Robert takes on the role of Cedric Trilling, Edward's repressed chum from Cambridge who is given to great pomposity and endless quoting from the works of Homer. "The title of the film sums him up entirely," says Portal. Having graduated from Lamda in 1991, he has worked consistently on stage at the Royal Shakespeare Company (Love's Labour's Lost, Venus Observed), and on British television (Julia Jekyll and Harriet Hyde, Bye Bye Baby). He has also won the Hobbs Radio Award.
One of England's most in-demand young actors, Sean Pertwee does a turn as George, the local rabbit catcher who becomes the Ivory's servant-and Emily's lover-after rescuing her from drowning. He has been featured in many recent hit movies (London Kills Me, Leon the Pig Farmer), on the small screen (Clarissa, The Changeling, Cadfael), and on stage at the Royal Shakespeare Company (Titus Andronicus, Hyde Park).

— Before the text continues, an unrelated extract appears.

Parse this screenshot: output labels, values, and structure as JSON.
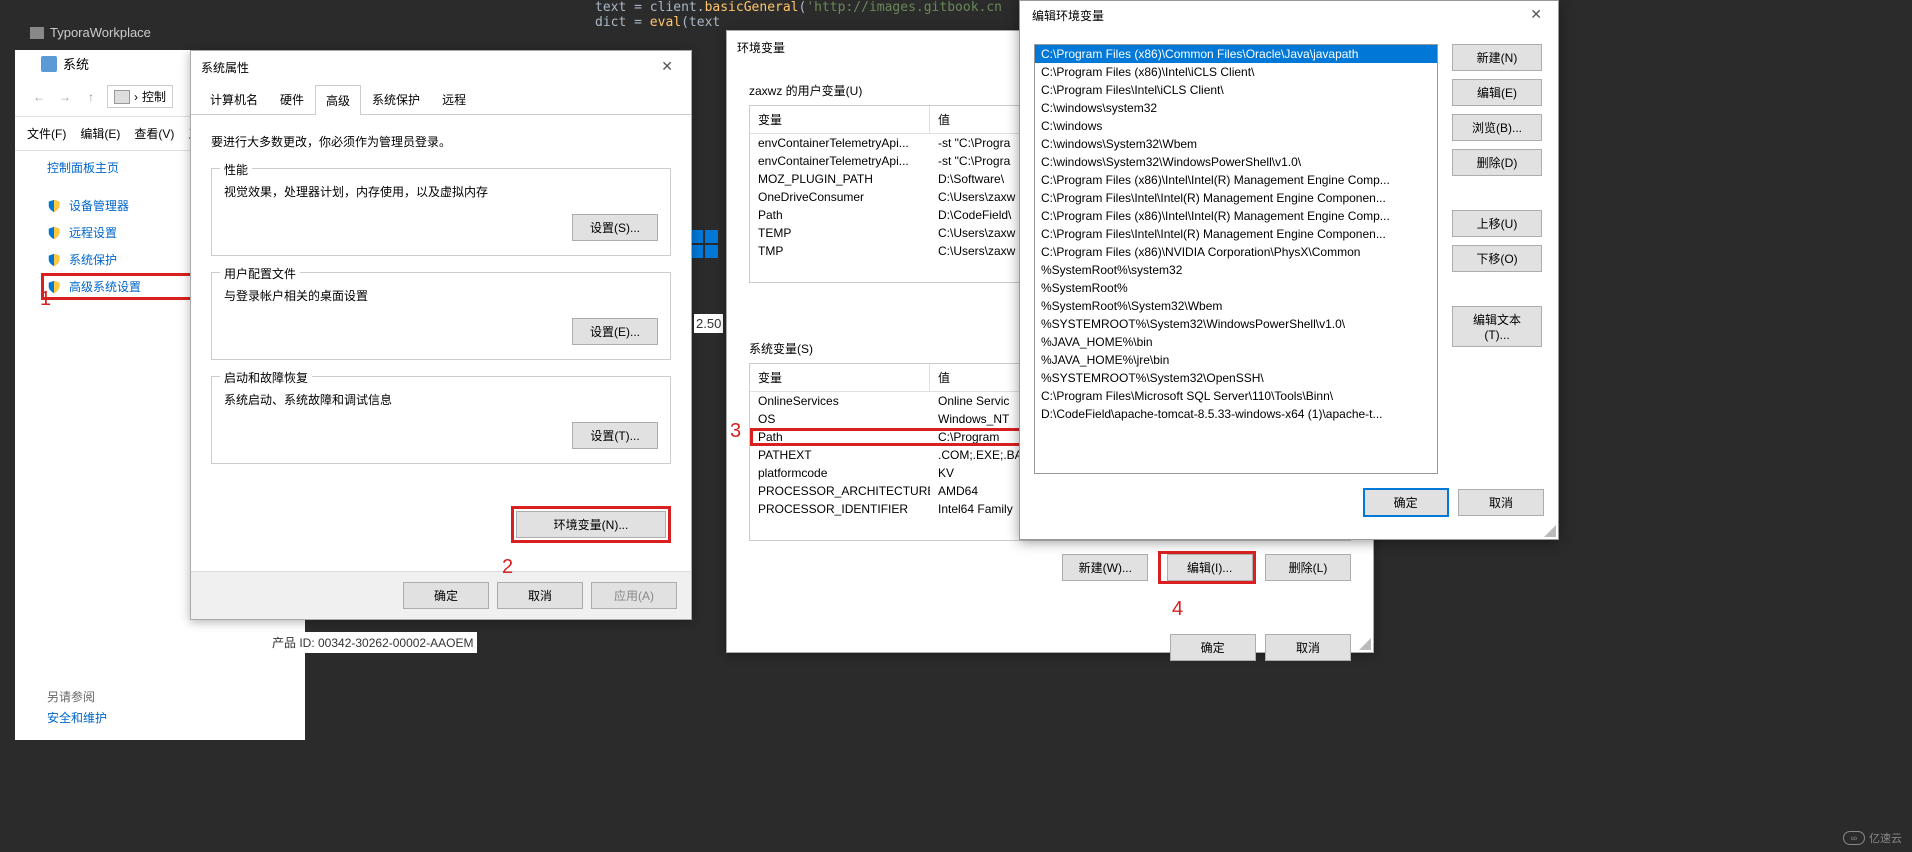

Sir Peter plays Cedric's great-uncle, a tea-plantation owner in India driven mad by the heat, the dust and his lust for Aunt Agnes. "I've met this sort of character so often in my life," says Ustinov. "I've longed to put them on screen. He's like an entertainment officer on board a troop ship in a howling gale, zigzagging across the Atlantic to avoid the Germans."
Frank admits that Sir Anthony Hopkins performance as Stevens in Merchant Ivory's Remains of the Day influenced his performance in one important respect: "I copied his flattened hairstyle." Their paths then diverged, although an on-set butler did advise Frank on, "which side to pour tea from and what time of day to wear a gray waistcoat rather than black."
Brian takes the role of Eric, a working-class rabbit skinner who knows his place and is proud of it. He is horrified by the prospect of his son, George, rising up the social ladder through his relationship with Emily.